Ela olhou ao redor furtivamente, então falou de novo, agora muito mais serena. “Brimaz considera você um grande amigo, mas sua situação aqui piorou. Nós podemos ter derrotado o exército dos nascidos em Nyx com os Setessanos, mas isso nos custou muitos soldados, e nem todo mundo concorda com a decisão do rei de marchar com humanos.
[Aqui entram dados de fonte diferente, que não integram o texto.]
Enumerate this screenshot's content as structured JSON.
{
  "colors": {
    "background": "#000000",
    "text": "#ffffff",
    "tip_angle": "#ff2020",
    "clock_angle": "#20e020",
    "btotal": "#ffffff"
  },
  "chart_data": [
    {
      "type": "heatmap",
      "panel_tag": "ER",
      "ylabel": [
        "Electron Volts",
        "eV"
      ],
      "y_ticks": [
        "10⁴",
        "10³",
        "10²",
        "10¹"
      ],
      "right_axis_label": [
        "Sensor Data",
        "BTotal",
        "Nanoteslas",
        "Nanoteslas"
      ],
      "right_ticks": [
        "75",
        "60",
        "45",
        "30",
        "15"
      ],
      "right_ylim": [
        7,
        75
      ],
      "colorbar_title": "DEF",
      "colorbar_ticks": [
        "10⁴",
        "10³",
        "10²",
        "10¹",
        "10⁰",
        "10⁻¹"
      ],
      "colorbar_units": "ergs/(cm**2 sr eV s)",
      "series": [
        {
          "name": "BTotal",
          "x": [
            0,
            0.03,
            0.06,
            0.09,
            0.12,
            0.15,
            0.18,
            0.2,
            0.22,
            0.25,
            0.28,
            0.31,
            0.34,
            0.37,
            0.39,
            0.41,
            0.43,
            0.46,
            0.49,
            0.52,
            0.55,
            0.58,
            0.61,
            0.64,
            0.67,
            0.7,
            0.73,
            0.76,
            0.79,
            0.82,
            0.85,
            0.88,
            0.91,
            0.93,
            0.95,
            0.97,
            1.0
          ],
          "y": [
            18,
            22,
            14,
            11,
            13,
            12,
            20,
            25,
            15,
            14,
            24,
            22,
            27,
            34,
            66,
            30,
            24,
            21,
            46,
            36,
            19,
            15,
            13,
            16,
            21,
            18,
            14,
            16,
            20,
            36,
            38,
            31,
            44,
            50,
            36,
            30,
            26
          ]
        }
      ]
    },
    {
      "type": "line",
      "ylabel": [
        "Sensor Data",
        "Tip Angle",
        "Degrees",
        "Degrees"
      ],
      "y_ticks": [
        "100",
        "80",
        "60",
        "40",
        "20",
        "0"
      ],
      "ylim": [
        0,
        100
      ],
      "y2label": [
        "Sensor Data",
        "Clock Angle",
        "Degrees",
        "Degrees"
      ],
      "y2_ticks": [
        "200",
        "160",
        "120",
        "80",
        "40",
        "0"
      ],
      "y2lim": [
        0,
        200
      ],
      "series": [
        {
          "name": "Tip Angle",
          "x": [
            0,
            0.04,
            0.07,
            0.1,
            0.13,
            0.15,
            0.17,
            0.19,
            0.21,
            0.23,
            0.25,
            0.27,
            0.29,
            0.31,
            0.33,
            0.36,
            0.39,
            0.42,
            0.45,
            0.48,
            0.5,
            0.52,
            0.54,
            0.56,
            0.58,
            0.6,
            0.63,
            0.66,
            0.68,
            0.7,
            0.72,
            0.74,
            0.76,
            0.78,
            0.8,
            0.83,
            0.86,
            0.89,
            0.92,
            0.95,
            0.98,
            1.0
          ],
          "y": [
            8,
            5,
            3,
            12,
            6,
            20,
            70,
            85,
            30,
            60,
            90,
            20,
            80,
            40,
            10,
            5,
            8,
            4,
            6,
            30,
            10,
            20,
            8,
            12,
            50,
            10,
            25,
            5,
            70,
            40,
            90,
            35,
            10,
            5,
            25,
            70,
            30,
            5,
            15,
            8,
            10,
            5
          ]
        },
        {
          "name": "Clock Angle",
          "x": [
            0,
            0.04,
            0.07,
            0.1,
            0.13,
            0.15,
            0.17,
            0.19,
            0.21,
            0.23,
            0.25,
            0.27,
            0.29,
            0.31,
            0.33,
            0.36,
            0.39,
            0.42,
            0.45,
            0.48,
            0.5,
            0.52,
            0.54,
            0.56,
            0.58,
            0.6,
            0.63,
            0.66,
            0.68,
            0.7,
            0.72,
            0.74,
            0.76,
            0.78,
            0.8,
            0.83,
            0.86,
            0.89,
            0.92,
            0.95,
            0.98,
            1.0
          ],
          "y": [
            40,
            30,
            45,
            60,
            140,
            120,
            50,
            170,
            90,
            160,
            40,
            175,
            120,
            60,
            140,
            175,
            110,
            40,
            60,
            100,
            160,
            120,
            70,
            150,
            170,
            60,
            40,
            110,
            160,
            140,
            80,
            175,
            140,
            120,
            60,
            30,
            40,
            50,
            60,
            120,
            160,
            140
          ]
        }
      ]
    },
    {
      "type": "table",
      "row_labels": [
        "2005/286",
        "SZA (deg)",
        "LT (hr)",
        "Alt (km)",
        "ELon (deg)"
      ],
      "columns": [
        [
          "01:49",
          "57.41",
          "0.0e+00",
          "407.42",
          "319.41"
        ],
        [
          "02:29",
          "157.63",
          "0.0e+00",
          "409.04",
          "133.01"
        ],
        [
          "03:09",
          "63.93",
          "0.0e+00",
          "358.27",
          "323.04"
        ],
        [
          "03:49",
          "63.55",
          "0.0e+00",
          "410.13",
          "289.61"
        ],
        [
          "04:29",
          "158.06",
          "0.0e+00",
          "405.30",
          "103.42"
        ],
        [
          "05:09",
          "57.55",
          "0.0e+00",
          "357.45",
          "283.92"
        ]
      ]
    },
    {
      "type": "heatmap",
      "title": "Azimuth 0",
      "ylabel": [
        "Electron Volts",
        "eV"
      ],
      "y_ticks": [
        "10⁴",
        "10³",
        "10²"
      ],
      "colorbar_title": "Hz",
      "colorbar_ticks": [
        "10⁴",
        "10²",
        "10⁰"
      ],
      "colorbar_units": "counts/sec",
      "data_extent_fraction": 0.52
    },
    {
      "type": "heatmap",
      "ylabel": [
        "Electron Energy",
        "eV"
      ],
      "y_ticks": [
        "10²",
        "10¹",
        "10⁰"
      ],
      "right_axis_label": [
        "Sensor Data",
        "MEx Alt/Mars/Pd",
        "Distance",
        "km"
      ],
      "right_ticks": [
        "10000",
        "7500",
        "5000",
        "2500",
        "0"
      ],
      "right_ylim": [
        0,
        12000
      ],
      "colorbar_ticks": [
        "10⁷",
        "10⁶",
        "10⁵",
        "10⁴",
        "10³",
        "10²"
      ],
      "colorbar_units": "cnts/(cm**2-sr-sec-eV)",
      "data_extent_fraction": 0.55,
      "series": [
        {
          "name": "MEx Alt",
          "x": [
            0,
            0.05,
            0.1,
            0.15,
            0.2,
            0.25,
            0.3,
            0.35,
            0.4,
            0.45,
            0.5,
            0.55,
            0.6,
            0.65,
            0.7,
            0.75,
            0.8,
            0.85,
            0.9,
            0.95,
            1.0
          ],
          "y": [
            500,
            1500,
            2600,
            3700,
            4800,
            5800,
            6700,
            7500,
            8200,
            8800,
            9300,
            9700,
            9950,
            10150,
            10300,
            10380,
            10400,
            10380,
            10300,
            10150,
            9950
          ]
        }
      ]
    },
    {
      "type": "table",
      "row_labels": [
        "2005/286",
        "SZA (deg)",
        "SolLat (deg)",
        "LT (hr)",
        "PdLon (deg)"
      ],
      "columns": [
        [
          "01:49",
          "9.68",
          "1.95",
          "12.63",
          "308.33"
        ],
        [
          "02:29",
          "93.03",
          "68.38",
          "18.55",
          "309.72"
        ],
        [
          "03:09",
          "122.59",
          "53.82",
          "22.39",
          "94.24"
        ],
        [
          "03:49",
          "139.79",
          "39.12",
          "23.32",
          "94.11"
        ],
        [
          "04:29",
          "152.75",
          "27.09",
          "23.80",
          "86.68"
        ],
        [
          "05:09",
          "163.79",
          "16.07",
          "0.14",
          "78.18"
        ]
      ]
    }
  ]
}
A facção separatista de Pyxathor era pequena antes, mas ele se manteve bastante ativo desde quando nós retornamos a Tethmos, e sua influência aumentou. Essa é a primeira vez que Brimaz irá te ver desde a batalha. Os homens de Pyxathor estarão olhando.”

Ajani suavizou-se. “Entendo.”

“Uns poucos dos meus amigos começaram a dar ouvidos a ele, e eu tenho tentado trazê-los de volta. Mas eu terei que tratá-lo de forma fria assim que estivermos fora desta tenda, ou eles suspeitarão de sua influência.” Ela olhou para o chão. “Me desculpe.”

“Todos nós abrimos mão de coisas pelas nossas causas, não é?” Ele sorriu.

Ela acenou. “Vamos?”

Eles saíram da tenda, e ela o guiou pela movimentada cidade por alguns minutos, levando-o até uma parede de cortinas. Ela puxou um dos lados, e fez um gesto para Ajani entrar.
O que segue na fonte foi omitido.